We have heard persuasive, dreadful, heart-rending speeches about the positions that people find themselves in—on behalf of interest groups of various sorts—and no doubt we shall hear them again. However, one group has essentially not been heard during our debates, and that is the 67.3 million people who live in this country, 18% of whom are from minority communities.
When I undertook my polling—which, as I have said to Members of the House, is freely available to anyone—I did not want it to be said that it was going to be old white Brexiteers living in the country, as opposed to young trendy hipsters living in the towns. In response to the question “The UK is overcrowded”, between 60% and 70% of people polled, across all social classes, all regions of the country and all age groups, felt that was the case. Every interest group, including those that are seeking to blunt the effect of the legislation before us, has to play its part in reducing the number. Unless we are seen to be responding to between 60% and 70% of our fellow citizens, uglier and nastier voices will emerge to capture that. We need to be conscious of that.
In my view, the amendments would punch holes in the bucket.

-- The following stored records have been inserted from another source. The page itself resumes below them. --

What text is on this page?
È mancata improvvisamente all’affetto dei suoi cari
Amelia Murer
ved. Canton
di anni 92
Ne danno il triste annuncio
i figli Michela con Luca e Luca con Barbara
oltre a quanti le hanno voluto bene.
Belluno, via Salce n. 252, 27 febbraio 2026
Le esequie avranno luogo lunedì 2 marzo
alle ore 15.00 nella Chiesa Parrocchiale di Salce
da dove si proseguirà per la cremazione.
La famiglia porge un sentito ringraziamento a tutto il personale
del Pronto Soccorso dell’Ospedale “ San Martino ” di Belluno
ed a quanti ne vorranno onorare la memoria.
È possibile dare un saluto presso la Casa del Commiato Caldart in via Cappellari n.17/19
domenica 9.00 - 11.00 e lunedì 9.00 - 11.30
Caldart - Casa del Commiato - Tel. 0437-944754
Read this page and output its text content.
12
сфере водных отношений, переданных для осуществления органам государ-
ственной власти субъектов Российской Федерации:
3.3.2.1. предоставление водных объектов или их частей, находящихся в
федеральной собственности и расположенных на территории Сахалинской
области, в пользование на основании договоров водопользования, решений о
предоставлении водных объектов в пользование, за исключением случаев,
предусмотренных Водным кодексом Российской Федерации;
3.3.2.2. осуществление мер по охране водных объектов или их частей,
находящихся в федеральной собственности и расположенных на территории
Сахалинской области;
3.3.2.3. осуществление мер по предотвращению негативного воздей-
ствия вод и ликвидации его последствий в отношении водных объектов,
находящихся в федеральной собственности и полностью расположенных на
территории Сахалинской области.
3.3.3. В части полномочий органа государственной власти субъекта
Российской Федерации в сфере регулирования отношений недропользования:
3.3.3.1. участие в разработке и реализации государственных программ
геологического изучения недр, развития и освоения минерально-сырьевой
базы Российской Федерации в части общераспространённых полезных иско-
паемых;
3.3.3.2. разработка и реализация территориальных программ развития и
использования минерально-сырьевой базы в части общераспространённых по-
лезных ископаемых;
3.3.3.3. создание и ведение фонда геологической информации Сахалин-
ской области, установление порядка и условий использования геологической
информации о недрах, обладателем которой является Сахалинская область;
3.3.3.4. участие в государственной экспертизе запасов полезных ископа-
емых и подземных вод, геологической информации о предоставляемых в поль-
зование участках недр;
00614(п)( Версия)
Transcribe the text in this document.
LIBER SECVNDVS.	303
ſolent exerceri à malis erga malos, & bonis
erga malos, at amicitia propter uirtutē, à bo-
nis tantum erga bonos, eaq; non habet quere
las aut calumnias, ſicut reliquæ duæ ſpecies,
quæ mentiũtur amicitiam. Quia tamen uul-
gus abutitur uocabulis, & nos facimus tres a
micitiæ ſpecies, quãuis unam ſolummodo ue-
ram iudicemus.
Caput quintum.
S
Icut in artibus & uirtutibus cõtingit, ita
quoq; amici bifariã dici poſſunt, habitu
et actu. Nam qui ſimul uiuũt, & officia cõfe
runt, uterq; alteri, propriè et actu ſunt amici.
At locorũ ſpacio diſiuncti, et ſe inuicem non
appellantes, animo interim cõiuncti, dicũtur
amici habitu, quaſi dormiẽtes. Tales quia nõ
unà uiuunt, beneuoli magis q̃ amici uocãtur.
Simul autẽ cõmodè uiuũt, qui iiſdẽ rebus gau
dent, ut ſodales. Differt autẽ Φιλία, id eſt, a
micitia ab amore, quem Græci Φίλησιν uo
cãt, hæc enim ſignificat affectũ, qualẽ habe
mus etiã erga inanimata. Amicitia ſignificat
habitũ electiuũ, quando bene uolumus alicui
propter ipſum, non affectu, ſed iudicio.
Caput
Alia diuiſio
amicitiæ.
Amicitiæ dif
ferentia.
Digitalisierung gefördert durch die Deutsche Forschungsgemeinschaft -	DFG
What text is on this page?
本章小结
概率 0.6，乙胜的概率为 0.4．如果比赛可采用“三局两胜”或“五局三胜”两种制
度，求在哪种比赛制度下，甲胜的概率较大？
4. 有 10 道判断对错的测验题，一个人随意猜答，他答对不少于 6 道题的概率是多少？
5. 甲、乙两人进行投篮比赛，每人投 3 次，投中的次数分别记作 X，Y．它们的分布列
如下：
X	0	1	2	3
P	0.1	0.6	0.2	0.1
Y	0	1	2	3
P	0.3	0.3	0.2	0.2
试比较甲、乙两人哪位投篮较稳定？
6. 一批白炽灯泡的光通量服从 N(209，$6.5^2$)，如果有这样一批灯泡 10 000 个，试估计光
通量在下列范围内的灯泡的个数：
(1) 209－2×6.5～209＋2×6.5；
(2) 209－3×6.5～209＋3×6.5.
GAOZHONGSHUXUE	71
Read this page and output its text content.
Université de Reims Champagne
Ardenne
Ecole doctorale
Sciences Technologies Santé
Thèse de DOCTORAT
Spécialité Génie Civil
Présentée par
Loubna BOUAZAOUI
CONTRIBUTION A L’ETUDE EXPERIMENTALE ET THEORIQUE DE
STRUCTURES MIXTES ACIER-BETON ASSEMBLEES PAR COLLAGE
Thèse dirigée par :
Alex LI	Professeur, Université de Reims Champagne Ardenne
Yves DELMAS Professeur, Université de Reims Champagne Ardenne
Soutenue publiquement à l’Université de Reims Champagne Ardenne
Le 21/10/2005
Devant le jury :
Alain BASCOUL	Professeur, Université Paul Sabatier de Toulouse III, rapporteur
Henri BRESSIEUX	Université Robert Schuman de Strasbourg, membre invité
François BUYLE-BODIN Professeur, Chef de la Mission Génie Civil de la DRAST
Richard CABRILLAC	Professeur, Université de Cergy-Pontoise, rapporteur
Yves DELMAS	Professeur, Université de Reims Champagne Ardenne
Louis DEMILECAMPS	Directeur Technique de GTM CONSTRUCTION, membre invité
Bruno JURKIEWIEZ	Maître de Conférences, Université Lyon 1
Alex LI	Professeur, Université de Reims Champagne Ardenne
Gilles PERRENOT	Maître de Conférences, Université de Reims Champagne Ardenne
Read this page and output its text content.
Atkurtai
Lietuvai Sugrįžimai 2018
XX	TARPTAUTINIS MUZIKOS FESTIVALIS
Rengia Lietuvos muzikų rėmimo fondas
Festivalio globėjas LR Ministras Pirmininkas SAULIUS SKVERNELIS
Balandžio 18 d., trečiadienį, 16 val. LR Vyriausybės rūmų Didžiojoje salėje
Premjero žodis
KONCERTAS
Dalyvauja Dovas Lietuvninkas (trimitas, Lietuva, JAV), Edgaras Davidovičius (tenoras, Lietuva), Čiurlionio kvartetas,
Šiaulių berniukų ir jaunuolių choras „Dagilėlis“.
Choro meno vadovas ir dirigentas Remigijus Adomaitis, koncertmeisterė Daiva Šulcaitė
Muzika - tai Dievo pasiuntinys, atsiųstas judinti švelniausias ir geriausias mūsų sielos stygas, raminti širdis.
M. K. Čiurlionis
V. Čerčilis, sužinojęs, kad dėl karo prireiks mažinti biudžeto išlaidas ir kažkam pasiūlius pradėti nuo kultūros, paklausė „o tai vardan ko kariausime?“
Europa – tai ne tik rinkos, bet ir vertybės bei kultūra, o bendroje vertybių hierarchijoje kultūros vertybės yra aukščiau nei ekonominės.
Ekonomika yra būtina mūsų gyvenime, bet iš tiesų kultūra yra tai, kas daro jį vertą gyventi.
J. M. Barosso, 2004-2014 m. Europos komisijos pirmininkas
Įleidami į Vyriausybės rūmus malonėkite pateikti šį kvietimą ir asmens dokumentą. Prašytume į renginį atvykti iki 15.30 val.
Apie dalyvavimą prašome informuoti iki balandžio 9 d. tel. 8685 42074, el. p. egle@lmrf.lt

How much water would flow out I do not know, but I hope the Minister will think very carefully before allowing the bucket to lose too much water because that way difficulties lie for us, for our communities and for generations ahead.
My Lords, in Committee I tabled a similar amendment to Amendment 10, so I will not say much now because I said it then. I listened with interest to what the noble Lord has just said, and I recognise that we do not want illegal migration. However, there are broader and more important issues.
Children have rights. A child who is unaccompanied comes to this country, sometimes quite young, and is settled here in local authority care, placed perhaps in a foster family or a residential home. They go to an English school and become fluent in English but then, at the age of 18, are then removed either to Rwanda—the only country with which there is an agreement apart from Albania, and Albanian children are unlikely to be in this group—or to some other country or home that they have fled. Quite simply, to uproot children at 18 is, as I said in Committee, cruel.